I'm not quite familiar with real analysis, after all, my major is in physics. So forgive me for some tiny mistakes, but I believe the idea is right.
Lemma. When you have finitely many squares with their total area to be 3. Then you can cover a unit square with them parallelly. By parallelly we mean each edge of the individual squares to be parallel to the unit square.
Proof:Denote the unit square by $M$. Firstly, let us sort the small squares from large to small parallelly along the bottom side of $M$,until the sum of the edges to be no less than $1$. Suppose the edge of the last square is $h_i$.

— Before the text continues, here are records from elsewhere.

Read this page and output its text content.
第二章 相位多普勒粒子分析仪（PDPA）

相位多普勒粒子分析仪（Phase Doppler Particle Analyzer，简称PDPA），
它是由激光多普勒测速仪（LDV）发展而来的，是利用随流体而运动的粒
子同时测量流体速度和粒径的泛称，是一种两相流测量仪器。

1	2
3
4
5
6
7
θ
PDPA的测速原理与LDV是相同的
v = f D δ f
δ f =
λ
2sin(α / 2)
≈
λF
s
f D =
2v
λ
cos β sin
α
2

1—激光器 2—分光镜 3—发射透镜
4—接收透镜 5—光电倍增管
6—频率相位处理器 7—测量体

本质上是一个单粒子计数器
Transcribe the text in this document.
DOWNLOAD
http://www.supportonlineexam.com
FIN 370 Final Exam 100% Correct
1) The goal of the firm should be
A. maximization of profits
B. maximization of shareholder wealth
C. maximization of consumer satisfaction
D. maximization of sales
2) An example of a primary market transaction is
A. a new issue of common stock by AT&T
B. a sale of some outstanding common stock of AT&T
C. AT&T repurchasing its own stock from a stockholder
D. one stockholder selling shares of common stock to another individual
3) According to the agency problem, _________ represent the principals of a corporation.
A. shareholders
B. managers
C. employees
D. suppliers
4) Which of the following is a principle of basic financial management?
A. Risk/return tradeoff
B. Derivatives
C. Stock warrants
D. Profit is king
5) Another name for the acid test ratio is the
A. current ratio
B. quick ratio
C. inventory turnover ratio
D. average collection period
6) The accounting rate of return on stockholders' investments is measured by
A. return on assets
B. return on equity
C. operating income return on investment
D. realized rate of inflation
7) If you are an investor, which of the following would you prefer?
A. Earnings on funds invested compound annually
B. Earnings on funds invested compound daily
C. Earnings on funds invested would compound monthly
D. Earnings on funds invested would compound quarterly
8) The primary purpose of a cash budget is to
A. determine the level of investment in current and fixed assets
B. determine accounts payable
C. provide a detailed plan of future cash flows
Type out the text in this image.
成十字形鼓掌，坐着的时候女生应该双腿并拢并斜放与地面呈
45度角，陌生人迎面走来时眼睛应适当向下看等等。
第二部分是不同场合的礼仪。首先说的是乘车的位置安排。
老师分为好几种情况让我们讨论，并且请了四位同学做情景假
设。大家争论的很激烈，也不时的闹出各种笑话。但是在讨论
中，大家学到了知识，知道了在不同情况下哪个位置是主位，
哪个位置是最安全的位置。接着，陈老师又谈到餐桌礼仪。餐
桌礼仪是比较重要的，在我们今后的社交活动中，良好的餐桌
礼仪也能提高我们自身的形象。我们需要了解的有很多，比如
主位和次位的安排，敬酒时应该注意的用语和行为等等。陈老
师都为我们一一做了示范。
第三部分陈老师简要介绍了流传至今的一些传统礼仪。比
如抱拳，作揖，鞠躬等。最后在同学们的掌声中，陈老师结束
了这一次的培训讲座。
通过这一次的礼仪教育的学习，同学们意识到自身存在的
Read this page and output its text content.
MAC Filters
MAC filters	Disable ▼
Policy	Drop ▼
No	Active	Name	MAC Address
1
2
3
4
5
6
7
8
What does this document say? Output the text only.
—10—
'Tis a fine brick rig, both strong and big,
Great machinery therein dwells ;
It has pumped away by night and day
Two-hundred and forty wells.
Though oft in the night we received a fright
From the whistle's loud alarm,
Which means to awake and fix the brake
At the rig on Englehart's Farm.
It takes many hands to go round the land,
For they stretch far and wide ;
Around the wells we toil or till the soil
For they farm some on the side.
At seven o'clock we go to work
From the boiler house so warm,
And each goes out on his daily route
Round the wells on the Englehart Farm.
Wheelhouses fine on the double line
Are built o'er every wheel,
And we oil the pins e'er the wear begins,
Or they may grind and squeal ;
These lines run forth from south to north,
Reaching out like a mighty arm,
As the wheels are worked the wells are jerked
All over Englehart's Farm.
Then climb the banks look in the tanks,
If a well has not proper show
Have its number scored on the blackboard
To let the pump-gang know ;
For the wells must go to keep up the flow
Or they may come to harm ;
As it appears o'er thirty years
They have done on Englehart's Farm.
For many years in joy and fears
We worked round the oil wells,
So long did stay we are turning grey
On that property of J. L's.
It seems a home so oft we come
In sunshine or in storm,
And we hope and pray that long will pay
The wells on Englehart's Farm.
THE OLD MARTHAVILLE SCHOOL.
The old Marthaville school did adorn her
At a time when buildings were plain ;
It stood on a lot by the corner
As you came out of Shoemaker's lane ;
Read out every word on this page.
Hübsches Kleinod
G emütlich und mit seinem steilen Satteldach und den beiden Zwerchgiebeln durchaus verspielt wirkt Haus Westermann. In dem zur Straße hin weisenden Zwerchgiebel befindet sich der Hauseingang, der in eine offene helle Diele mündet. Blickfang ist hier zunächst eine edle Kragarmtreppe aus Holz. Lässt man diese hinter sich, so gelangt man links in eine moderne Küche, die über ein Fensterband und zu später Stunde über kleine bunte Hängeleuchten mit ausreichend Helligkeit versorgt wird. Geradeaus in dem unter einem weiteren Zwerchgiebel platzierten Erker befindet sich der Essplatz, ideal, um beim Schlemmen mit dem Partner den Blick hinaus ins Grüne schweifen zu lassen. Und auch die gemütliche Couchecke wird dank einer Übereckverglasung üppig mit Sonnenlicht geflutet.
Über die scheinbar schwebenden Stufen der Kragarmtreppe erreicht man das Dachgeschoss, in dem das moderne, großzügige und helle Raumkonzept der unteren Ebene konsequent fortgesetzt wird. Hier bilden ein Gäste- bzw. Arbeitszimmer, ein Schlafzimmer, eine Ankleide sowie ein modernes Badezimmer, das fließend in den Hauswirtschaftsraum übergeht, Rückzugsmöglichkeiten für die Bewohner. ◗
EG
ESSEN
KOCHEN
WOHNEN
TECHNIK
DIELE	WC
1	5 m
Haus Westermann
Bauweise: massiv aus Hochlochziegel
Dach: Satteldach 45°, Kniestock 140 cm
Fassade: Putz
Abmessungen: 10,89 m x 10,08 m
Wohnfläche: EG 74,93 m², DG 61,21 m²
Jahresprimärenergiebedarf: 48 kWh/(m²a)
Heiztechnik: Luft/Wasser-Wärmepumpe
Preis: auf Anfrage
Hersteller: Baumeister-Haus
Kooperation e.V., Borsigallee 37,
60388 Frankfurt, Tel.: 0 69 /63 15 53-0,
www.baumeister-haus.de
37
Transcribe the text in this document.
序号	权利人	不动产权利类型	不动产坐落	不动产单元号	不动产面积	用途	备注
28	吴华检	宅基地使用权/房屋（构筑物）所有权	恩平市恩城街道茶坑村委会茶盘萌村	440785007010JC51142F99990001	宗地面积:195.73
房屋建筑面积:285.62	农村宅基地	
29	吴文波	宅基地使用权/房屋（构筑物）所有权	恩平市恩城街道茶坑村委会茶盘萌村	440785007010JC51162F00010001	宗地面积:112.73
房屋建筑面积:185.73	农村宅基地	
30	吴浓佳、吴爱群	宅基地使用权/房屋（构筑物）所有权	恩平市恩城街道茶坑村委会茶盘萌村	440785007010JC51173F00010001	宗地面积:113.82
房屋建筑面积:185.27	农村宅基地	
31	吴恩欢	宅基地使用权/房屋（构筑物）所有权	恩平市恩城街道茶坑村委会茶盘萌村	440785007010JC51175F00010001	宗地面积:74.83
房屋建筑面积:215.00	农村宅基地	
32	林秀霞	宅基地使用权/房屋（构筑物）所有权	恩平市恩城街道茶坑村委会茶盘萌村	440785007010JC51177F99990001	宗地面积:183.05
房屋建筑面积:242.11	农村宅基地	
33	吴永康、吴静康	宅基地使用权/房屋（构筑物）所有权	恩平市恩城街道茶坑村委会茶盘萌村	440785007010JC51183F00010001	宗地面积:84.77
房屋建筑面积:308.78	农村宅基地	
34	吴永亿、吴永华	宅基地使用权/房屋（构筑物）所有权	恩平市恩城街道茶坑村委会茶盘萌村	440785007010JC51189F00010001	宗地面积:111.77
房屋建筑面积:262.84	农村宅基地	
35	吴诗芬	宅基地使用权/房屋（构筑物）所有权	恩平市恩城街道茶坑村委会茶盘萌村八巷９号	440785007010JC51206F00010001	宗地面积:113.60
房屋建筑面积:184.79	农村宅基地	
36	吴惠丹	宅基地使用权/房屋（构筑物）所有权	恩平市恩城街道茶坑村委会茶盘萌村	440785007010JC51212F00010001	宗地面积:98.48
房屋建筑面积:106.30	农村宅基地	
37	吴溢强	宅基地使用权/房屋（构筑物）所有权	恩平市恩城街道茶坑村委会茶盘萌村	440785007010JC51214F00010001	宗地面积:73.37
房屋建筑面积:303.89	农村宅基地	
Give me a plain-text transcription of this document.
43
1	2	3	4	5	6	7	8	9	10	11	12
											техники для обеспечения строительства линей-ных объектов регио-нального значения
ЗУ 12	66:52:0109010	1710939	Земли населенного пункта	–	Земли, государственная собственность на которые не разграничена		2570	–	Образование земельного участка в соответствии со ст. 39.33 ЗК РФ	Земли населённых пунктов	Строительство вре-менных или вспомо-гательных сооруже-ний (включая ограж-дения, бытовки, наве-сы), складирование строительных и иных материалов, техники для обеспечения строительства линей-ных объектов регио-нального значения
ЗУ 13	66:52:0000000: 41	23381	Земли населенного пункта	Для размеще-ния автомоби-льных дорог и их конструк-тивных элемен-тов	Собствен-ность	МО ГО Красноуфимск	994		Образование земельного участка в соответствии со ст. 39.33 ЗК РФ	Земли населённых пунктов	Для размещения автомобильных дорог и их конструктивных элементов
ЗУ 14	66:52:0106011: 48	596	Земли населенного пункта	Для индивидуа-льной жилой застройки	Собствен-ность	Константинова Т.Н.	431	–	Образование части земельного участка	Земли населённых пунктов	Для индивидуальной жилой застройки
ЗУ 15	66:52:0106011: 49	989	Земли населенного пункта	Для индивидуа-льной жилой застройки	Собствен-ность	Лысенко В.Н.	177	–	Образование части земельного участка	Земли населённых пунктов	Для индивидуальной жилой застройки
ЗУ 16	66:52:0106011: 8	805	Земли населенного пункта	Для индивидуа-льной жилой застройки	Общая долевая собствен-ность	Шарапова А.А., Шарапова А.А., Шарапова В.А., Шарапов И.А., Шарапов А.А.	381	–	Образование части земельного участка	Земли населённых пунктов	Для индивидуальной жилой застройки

Accordingly, let us perform the same operation. This time, we sort the rest of the squares just above the first line of squares, where the bottom edges are right $h_1$ above $M$. Suppose the edge of the last square is $h_2$.
After several operations stated above. we have a series $h_i$. and the largest edge of the $(i+1) th$ line is less than $h_1$. and the largest edge of the first square is less than $1$.
We have:
$$
Sum\ of\ the\ squares \leq 1\times (1+h_1) +h_1\times (1+h_2)+...\leq 1+2h_1+2h_2+...
$$
That is to say:
$$
1+2h_1+2h_2+...\geq 3
$$
Which implies $h_1+h_2+...\geq 1$.
Back to the problem:
We have:
$$
1+\frac{1}{2}+\frac{1}{3}+\frac{1}{4}+\frac{1}{5}+\frac{1}{6}+\frac{1}{7}+\frac{1}{8}+\frac{1}{9}+\frac{1}{10}+\frac{1}{11}+\frac{1}{12}+\frac{1}{13}+\frac{1}{14}+\frac{1}{15}+\frac{1}{16}\geq 1+ \frac{1}{2} + 2\times \frac{1}{4} + 4\times \frac{1}{8} + 8\times \frac{1}{16}=3\\
...
$$
so we take the first 16 squares out the cover a unit square.
Accordingly we can take the squares of area $\frac{1}{2^{6k+4}+1}...\frac{1}{2^{6k+10}}$ to cover a unit square.
Let us now construct a map form $k$ to $(x,y)$, where $x,y$ are integers. Then let the $k th$ unit square to be centered at $(x,y)$, thus complete coverage.
PS. I'm not a native English user, hope you can forgive my poor English.